The Lewmars advertise that the screens can be left in, but doing so compromises the smooth seal when the portlight is shut and the seal leaks. I therefore find myself removing the screens and reinstalling them when we spend the night on the boat. That is problematic when it rains in the middle of the night, as they need to be removed to close the portlight. Putting the screens in and taking them out isn’t difficult, but it would be nice if they really could be left in permanently. I don’t recall what the price difference would have been between the Lewmars and the New Found Metal portlights (I did look at the time) but I believe that they were at least 2x as expensive.
Thomas,
I am looking to undertake the same project this spring. Was hoping to could provide more information on the portlights; if possible the models used.

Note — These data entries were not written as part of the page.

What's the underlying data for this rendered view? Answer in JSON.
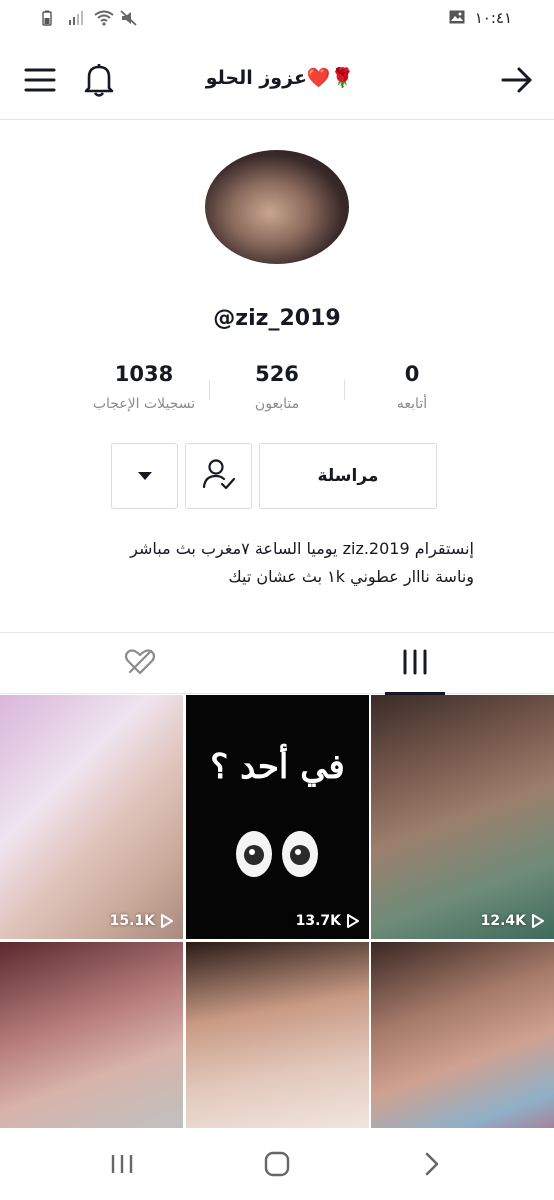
{
  "status_bar": {
    "time": "١٠:٤١",
    "icons": [
      "battery-icon",
      "signal-icon",
      "wifi-icon",
      "mute-icon",
      "gallery-icon"
    ]
  },
  "header": {
    "title": "عزوز الحلو❤️🌹",
    "menu_icon": "menu-icon",
    "bell_icon": "bell-icon",
    "back_icon": "arrow-right-icon"
  },
  "profile": {
    "handle": "@ziz_2019",
    "stats": {
      "likes": {
        "value": "1038",
        "label": "تسجيلات الإعجاب"
      },
      "followers": {
        "value": "526",
        "label": "متابعون"
      },
      "following": {
        "value": "0",
        "label": "أتابعه"
      }
    },
    "buttons": {
      "message": "مراسلة"
    },
    "bio_line1": "إنستقرام ziz.2019 يوميا الساعة ٧مغرب بث مباشر",
    "bio_line2": "وناسة نااار عطوني ١k بث عشان تيك"
  },
  "tabs": {
    "videos_icon": "grid-icon",
    "liked_icon": "hidden-heart-icon"
  },
  "videos": [
    {
      "views": "15.1K"
    },
    {
      "views": "13.7K",
      "overlay_text": "في أحد ؟"
    },
    {
      "views": "12.4K"
    },
    {
      "views": ""
    },
    {
      "views": ""
    },
    {
      "views": ""
    }
  ],
  "nav": {
    "recents_icon": "recents-icon",
    "home_icon": "home-icon",
    "back_icon": "back-icon"
  }
}
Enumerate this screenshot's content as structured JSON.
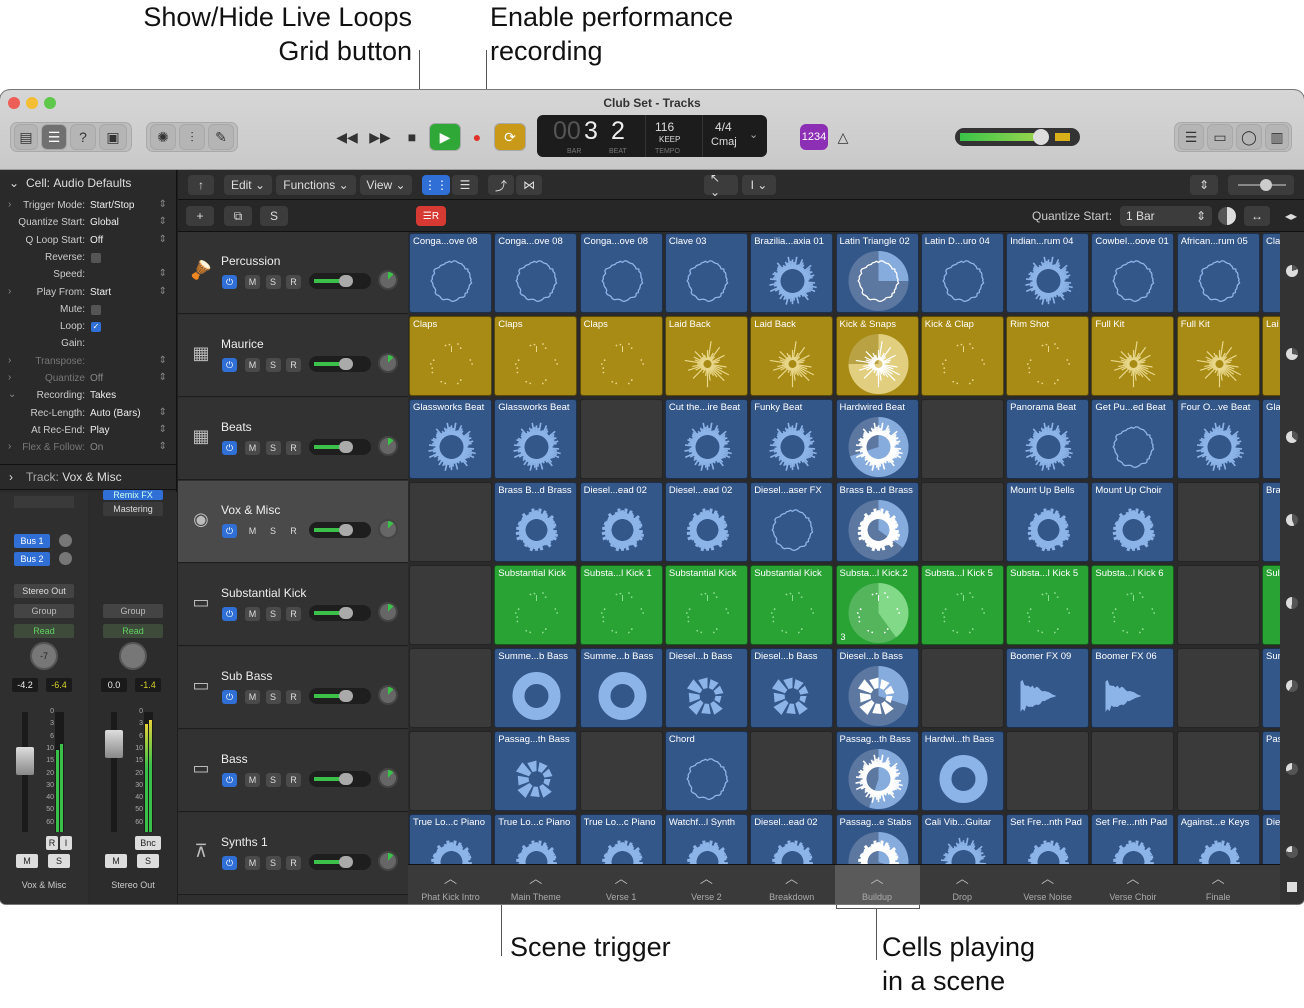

Daniel – sorry – just saw your comment. The portlights that I used were Lewmar Standard Rectangular Portlights. There are three different sizes required. As you can see, I got rid of the large angled portlights which I think date the boat. That took a little bit of fiberglass and gelcoat work, but I think the boat looks much better without them. Lewmar does make angled portlights (I have two of them available, as I initially bought them but they would have still required some glass and gelcoat work so I decided that if I had to get into that, I would go with rectangular ones there too (with the added bonus that they open, where the angled ones don’t). I know for sure that the large portlights are #4’s but I don’t know for sure what size the smaller ones were. I will be at the boat later this weekend and will measure them and let you know.
we just purchased a 1990 pearson 362 and this is the first project I wish to under take for the very same reasons
Jack – consider the New Found Metals portlights. While the ones that I used work fine, I would much prefer a setup where the screens can stay in. I also think the stainless looks better. They are a bit more expensive though so if your budget doesn’t permit that splurge, rest assured that the ones I used are perfectly fine, durable, watertight, and the screens work fine. You just need to remove them to properly close the port light regardless of how they are advertised. This is a pain when you get a brief shower in the middle of the night.
Thank you Tom, New Found is the product I have decided to go with. Considerably more expensive but well worth it in my humble opinion. Love the boat, great sailing vessel.
send some pics once you complete the job. Would love to see what the boat looks like with the “fancy” portlights!
twynne@interlake-steamship.com
I will certainly document and post photos this winter. On another note, do you have any recommendations on the removal of the engine. I am getting a noise (knew this going into the purchase of the boat) out of the bellhousing area and am thinking of just removing the entire engine instead of simply pulling the transmission out. I want to replace motor mounts and generally clean up the engine compartment.
Thank you,
jack
One of the first things done to my boat after I bought it was I had the yard change the mounts (I had a broken one and didn’t have time to change them myself). They did it with the engine in place. I would imagine that you may have to deconstruct the cabinet around the engine to get it out but I am not sure.
Tom/Jack,
Hi, i have an 87 36-2 #141. I just began the planning to replace all the ports with NFM and changing the angled non opening port to a rectangular port. Is there a reason you added Fiberglas rather than cutting out Fiberglas to make it a tad larger? Any place you can point me to pics on the replacement process would be much appreciated
Paul – I did not want to enlarge the opening because i was concerned that it would look funny going from a small portlight forward to an extra-large one and then to a large one. If you aren’t concerned with that issue, then going larger is certainly easier. I can email you additional photos of my project if you want. Just send me your email address and i will shoot them off to you. It is a straight forward process. The important aspects of the project were: Create good templates for the cutouts that will allow the router to cut precise holes in the boat (the trim rings on the portlights i used were small, so the hole size is critical); and buy multiple cutting bits for the router and don’t go cheap on the bits – they dull quickly.
Tom
Hi Tom. Based on your post, I went ahead and made the plunge. I am in the middle of the portlight change. I just finished replacing 9 portlights with Lewmars. I strongly considered the NFM discussed above, but in the end the cost (given everything else I’m doing) forced me to the Lewmars. I still have to replace the two angled lights, as the new replacements dont fit exactly and will require a little glass work (as discussed above, too).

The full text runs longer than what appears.